The Judge was impressed that the initial test result did not cause my client to use it. By this time, Mr. Deaver had disclosed that the client had suffered a traumatic injury that occurred years prior when he was working aboard his father’s fishing boat and fell into the fish hold while in rough seas. He was flown to the mainland for emergency medical treatment and had suffered depression and schizophrenic ideation (he heard voices) ever since. His mental health status was never identified in the prior felony cases that had sent him to prison.
What happened then was nothing short of miraculous! My client embraced therapy and drug and alcohol recovery. He completed the program and chose to stay beyond the minimum 6-month program. He stayed in counseling.
The judge was looking for a way to grant probation despite my client having a strike prior, which was also a “proposition 8” serious felony prior conviction. Even in 2017, the common belief held by the judges and prosecutors (and even defense attorneys) was that the judge had the authority under California Penal Code Section 1385 to dismiss Strike priors under the case of the People v. Romero (1996) 13 Cal 4th 497. But, the court did not have the authority to dismiss a serious or violent prior alleged pursuant to California Penal Code Section 186.22(b)(1)(c).

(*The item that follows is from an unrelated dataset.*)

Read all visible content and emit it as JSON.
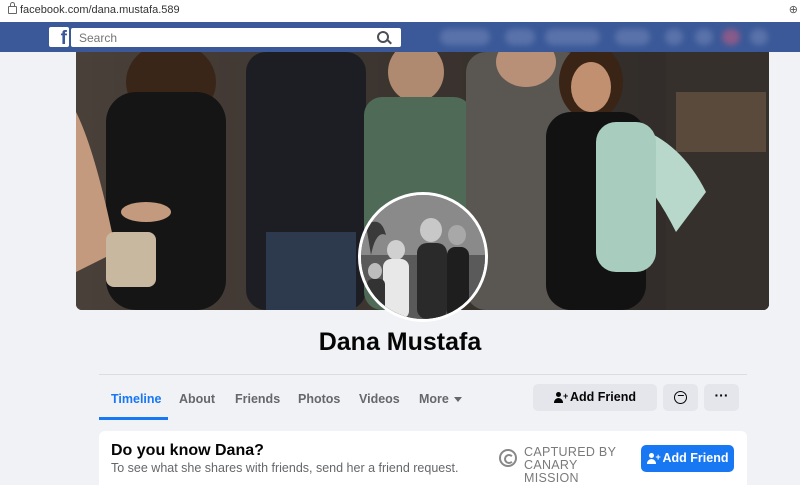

Judge Chatman cited the case of People v. Aubry (1998) No. G021616, Fourth District, Division Three, June 25, 1998, which took up the issue of whether Section 667(a) deprives the trial court of discretion to grant probation to a defendant who is otherwise eligible for probation. “We conclude that it does not and reverse.”
I needed to bring a Romero Motion, which I had already planned, but the judge had found the authority that she needed. And, she was predisposed to grant the Romero Motion and to strike the “prop 8 prior” pursuant to; The People v. Aubrey (supra) and California Penal Code Section 1385.
The real miracle came in the form of my client’s letter to probation and to the judge. He wrote that he is grateful and appreciative of his counselors and of his sponsor and then his conscious contact with God. In the last paragraph of his letter he wrote:
“My sponsor told me that, “Willingness is the key that will open all of the doors. He could sense that I was very close to discovering higher power. And, as I got up to step 3 and through meditation, I found and learned to connect with my higher power. I became more appreciative and grateful. Things started to make more sense to me. I became alive. The air smelled beautiful. My surroundings became more vivid. Nature looked and felt wonderful! I felt good as a human being for the first time in a long time. I began to understand the “miracle” that my sponsor was talking about.”
This is the most amazing description of recovery and lifting the “cloud of depression” that I have ever read. All this from a man who barely spoke at all when he first entered counseling and Amicus House!
Judge Chatman granted probation to this improbable client, who has successfully completed probation is newly married and living with a daughter from a previous marriage.